Within the United States, the original cast went on tour to Philadelphia and Boston, while three other road companies toured in other regions. London had its own production company, with Mrs Patrick Campbell in the lead when The Thirteenth Chair debuted in the West End during 1917.

==Adaptations==
===Film===
- The Thirteenth Chair (1919) silent film directed by Léonce Perret.

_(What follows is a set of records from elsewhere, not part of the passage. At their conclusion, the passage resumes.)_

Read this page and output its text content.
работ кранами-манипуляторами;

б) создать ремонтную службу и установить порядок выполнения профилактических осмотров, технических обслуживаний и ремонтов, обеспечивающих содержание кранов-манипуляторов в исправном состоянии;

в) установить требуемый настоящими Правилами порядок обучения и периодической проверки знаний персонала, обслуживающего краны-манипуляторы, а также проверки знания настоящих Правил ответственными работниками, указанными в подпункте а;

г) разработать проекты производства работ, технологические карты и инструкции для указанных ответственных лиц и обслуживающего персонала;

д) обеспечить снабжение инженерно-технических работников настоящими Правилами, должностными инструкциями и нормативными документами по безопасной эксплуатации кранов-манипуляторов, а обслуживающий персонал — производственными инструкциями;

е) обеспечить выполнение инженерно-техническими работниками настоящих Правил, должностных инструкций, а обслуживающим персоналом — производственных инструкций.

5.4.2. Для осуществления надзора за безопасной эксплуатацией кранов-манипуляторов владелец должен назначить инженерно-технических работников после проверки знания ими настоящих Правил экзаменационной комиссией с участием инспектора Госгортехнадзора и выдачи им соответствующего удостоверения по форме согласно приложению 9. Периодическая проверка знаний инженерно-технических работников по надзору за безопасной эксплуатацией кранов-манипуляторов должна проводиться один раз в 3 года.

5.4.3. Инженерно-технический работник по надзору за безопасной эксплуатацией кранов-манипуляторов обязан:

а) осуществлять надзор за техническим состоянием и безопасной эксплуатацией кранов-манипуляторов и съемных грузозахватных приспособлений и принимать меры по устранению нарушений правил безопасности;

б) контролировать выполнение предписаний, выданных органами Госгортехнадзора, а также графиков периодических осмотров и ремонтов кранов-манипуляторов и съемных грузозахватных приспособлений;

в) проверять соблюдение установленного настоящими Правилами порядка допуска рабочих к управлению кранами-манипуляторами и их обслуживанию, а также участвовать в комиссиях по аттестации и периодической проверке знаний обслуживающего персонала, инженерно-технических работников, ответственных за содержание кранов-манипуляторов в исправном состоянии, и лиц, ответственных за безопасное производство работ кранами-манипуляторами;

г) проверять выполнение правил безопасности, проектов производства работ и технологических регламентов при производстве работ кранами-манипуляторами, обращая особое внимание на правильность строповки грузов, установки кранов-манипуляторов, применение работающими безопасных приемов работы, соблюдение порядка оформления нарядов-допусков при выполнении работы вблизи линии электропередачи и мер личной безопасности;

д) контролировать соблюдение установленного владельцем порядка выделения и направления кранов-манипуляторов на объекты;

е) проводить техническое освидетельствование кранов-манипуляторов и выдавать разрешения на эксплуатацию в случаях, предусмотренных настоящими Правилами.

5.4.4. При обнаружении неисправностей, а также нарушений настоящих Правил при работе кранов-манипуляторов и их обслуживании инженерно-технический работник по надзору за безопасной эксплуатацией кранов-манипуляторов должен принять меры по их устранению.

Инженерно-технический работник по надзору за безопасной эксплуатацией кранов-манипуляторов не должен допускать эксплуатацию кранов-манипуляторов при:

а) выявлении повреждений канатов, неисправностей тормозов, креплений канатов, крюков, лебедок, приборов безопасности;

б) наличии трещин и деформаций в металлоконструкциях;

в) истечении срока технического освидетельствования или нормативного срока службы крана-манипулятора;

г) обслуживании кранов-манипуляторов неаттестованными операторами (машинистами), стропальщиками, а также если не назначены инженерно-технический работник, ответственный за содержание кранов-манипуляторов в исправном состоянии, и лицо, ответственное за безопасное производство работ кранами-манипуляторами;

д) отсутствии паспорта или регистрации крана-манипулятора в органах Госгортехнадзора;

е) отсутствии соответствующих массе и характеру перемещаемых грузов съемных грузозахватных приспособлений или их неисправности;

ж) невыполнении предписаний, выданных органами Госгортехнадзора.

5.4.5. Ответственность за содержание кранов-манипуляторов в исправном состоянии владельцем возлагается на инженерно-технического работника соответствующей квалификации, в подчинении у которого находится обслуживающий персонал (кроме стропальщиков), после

- The Thirteenth Chair (1929) directed by Tod Browning and starring Conrad Nagel.
- The Thirteenth Chair (1937) directed by George B. Seitz and featuring Madge Evans and Elissa Landi.

==Bibliography==
- Goble, Alan. The Complete Index to Literary Sources in Film. Walter de Gruyter, 1999.
- Lachman, Marvin. The Villainous Stage: Crime Plays on Broadway and in the West End. McFarland, 2014.
- Pitts, Michael R. Thrills Untapped: Neglected Horror, Science Fiction and Fantasy Films, 1928-1936. McFarland, 2018.
- Veiller, Bayard. The Thirteenth Chair: A Play in Three Acts. Samuel French, 1922.